Unsurprisingly it is hard to get too much information from the exporters about their shipping programmes for the Christmas chilled trade, because they are in the middle of negotiations with their key customers and they are also reluctant to upset them by disclosing confidential details in print.
Silver Fern Farms’ position remains much as was conveyed to suppliers at the beginning of the year; essentially no immediate disruption is expected with UK customs authorities accepting shipments which have EU documentation for six months after Brexit (whenever that might be). SFF’s latest position states “Given the continued high levels of political uncertainty surrounding the UK’s political dynamics, we are retaining a watching brief regards the UK market at an industry level and directly with our customers.”
Rick Walker, ANZCO’s general manager sales and marketing, confirms it is currently business as usual for chilled shipment planning and access to the UK, with assurances the quota split will enable clearance of non-EU shipments into the UK through Felixstowe and London Gateway, the main ports for New Zealand origin containers. In the increasingly unlikely event of a no deal Brexit on 31 October, there is a possibility of delays as a result of resources being reallocated from those ports to handle problems at other entry points like Dover.
AFFCO’s group manager sales and marketing, Mark de Lautour, says it is a critical time for Christmas and Easter chilled contract negotiations. AFFCO is still in the initial stages of discussions, although retailers have indicated they will be placing orders and will expect New Zealand exporters to be ready to supply. That said, under the current unprecedented political conditions, retail customers appear naturally cautious to commit and will likely look to minimise their risk exposure where possible. In a similar fashion, company policy sees AFFCO actively looking to manage its own risk-exposure to commercial factors it can’t control, while at the same time maintaining strategic relationships. With overall lamb cut returns from Chinese buyers currently surging ahead of expected chilled lamb prices from the UK, there are options available if needed.
MIA chief executive Tim Ritchie makes the point NZ exporters will not want to walk away from the traditionally valuable UK chilled market, but will need to keep other options on the table as a risk management strategy. He also says it is far easier for UK retailers to make flexible arrangements than it is for NZ exporters who face a five week shipping time.
While there are concerns about the potential quota split, when Brexit finally happens, recent years haven’t seen shipments approaching the total access entitlement of 228,000 tonnes of sheepmeat or more than 50 percent of that figure to either the UK or rest of the EU. This is due to declining volumes here and relative prices obtainable elsewhere.

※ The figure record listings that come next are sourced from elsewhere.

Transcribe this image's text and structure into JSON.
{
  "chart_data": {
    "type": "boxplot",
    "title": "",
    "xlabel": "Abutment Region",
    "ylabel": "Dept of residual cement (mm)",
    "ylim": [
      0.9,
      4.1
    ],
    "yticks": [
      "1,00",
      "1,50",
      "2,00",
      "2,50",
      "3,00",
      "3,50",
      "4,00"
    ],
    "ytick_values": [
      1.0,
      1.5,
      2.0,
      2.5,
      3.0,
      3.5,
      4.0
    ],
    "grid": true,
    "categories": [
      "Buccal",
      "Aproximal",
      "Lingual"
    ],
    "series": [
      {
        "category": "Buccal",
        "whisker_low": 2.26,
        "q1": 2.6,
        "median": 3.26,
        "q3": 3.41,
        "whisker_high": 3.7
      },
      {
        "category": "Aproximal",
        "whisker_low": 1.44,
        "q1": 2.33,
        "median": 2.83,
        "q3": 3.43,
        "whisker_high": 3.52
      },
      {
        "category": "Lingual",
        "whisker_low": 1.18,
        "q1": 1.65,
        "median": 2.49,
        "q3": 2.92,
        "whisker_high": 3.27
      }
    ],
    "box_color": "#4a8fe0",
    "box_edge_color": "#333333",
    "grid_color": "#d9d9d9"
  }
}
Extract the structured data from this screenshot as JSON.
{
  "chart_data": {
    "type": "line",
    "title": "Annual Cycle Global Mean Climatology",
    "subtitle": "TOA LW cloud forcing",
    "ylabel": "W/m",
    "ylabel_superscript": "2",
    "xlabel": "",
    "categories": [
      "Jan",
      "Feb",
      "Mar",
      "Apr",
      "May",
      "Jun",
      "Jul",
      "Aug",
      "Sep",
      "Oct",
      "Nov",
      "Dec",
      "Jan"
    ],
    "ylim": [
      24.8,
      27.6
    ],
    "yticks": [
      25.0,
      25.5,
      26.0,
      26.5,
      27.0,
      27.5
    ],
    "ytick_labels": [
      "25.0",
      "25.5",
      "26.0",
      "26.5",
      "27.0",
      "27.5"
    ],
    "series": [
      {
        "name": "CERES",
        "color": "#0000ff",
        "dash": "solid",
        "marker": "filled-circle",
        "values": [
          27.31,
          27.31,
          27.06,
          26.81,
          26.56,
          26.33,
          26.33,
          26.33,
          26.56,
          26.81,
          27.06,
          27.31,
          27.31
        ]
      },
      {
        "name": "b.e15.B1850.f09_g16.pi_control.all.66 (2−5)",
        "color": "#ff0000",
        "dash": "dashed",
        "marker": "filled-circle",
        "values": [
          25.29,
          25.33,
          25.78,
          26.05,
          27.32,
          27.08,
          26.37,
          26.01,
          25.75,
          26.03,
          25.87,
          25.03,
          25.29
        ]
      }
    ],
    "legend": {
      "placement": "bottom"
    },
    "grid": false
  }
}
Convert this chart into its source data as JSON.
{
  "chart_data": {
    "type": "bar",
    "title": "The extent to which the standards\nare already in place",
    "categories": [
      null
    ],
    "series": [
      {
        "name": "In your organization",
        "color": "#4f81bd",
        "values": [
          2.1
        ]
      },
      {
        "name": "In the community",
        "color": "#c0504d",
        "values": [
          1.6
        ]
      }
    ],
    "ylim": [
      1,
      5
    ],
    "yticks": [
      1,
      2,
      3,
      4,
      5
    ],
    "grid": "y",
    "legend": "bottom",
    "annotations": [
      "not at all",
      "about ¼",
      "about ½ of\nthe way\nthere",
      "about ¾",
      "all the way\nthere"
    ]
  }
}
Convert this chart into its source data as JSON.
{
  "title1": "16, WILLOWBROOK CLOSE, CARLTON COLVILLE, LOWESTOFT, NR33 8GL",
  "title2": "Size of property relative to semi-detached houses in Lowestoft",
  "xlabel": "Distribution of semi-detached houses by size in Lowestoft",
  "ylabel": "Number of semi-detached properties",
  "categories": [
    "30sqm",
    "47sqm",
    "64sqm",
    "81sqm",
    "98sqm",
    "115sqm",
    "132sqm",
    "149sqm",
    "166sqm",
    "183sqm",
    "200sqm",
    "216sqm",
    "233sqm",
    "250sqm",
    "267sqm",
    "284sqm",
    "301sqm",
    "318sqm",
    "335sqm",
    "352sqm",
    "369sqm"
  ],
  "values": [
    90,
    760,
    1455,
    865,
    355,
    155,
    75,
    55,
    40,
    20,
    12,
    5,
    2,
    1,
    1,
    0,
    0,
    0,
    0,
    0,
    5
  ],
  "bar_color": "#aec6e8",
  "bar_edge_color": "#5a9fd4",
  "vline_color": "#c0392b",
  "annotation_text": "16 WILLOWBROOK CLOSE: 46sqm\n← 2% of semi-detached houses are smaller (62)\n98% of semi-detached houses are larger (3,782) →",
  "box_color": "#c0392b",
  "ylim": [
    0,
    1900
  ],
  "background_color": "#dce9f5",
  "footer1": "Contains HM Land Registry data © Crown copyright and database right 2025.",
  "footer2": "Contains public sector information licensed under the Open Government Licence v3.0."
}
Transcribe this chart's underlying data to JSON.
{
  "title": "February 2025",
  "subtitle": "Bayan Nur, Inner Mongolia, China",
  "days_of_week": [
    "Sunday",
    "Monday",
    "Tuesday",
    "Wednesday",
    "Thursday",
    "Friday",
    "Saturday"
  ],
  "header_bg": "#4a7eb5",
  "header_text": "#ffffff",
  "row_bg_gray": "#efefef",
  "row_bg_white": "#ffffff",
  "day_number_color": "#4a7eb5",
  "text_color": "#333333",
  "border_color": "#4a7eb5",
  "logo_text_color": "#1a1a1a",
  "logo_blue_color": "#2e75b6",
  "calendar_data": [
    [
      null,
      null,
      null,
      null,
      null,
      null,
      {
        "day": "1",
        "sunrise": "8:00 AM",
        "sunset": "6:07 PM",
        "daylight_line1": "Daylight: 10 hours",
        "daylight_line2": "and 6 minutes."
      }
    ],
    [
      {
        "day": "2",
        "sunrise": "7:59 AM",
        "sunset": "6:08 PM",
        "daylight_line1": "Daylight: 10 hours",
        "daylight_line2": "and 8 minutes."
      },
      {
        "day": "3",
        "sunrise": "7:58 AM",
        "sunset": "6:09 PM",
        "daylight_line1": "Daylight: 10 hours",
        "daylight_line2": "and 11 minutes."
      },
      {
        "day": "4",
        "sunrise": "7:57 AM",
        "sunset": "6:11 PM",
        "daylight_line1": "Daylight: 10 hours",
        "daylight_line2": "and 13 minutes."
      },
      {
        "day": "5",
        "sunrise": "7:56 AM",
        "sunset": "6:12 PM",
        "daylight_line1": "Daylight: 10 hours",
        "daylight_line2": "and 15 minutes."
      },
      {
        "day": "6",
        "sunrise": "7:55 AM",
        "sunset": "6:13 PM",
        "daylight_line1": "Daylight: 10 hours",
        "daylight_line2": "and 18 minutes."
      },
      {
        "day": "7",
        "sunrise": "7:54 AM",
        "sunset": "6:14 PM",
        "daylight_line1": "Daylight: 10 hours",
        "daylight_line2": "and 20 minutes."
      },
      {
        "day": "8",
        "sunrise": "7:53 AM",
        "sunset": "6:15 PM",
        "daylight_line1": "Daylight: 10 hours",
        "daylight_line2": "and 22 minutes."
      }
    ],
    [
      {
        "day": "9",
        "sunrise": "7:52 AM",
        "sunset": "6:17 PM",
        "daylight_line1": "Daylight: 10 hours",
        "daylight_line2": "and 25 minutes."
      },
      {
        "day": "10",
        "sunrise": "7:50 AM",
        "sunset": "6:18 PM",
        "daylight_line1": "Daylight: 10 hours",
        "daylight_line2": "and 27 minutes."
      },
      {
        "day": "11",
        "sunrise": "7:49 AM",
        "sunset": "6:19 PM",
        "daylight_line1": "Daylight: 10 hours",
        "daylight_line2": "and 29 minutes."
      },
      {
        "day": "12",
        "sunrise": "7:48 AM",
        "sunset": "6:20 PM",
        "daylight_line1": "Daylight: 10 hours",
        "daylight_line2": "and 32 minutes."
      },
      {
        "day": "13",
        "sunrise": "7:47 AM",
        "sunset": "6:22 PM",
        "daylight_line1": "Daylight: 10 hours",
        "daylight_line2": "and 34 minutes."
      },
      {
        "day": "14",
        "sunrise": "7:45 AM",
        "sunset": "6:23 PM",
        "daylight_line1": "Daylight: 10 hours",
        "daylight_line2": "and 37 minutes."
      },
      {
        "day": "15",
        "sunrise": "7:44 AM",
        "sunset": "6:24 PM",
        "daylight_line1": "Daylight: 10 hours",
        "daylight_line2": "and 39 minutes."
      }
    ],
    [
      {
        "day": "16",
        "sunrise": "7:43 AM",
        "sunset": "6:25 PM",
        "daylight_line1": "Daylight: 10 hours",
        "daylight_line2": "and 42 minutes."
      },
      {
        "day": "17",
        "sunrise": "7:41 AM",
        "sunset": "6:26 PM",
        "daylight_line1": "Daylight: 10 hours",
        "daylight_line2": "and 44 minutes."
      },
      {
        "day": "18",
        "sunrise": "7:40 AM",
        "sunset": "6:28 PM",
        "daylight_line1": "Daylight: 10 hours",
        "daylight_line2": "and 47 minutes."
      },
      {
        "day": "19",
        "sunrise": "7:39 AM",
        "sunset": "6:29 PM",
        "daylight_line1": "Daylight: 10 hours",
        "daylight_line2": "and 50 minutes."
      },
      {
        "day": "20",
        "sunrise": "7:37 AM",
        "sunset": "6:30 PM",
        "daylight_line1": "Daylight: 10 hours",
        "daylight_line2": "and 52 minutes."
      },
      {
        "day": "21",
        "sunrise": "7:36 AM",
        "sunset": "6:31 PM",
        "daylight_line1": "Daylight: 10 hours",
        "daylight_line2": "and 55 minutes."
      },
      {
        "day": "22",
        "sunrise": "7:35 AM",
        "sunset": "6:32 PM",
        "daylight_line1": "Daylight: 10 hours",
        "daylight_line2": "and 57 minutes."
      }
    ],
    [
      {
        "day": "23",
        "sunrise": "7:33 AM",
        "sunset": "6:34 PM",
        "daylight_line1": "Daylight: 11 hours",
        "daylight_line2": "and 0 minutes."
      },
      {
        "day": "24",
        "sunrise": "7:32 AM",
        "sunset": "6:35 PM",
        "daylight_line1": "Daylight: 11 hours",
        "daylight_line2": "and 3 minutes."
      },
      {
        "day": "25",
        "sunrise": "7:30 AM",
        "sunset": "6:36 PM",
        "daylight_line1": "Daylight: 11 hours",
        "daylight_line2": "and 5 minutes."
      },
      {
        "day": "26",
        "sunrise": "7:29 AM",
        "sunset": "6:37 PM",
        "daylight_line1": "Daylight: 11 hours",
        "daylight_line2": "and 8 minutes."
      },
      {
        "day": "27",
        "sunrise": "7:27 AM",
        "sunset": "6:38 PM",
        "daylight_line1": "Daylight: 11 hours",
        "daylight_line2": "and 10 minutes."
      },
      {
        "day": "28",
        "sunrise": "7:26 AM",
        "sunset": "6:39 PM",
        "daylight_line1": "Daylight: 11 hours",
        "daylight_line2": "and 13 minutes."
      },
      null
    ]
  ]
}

The impact of Brexit, whether now or at some point in the future, won’t necessarily be felt immediately because of the agreement on customs clearance. The main effect will become evident when large quantities of English, Welsh and Scottish lamb no longer have a ready EU customer base and will inevitably flood the UK market. Another concern will be the impact of Brexit combined with global trade conditions on the British and EU economies which may result in seriously reduced demand for imported products.
Had Brexit been a factor even three years ago, it is worth remembering trade with China wouldn’t have been sufficient to provide a viable alternative market. Therefore close attention needs to be paid to the sustainability of the trade with China from the crucial perspectives of continued access, competitors, and consequently price and volume. While there is understandable nervousness about the increasing proportion of New Zealand production being shipped to a single market, there are as yet no signs of that particular tap being suddenly turned off.
The growth of the Chinese middle class provides confidence demand will continue to increase for both sheepmeat and beef, but it will become much more important in the future for New Zealand exporters to understand the fast-changing dynamics and trends in the Chinese market. Finding the right distribution and retail partners is essential, as is total commitment to the use of social media and digital technology to connect the consumer to the New Zealand or individual company brand. Embracing new technology will build brand awareness and loyalty which will protect New Zealand against loss of market share to its competitors.
Whatever the immediate result of the Brexit negotiations – no deal, extension, general election, second referendum or an agreement – there’s no doubt it will be months if not years before we know the final outcome. Meantime trading relationships will be fraught with uncertainty and New Zealand exporters must make their own individual decisions on the level of risk they are willing to accept. We must keep our fingers crossed New Zealand’s relationship with China remains strong.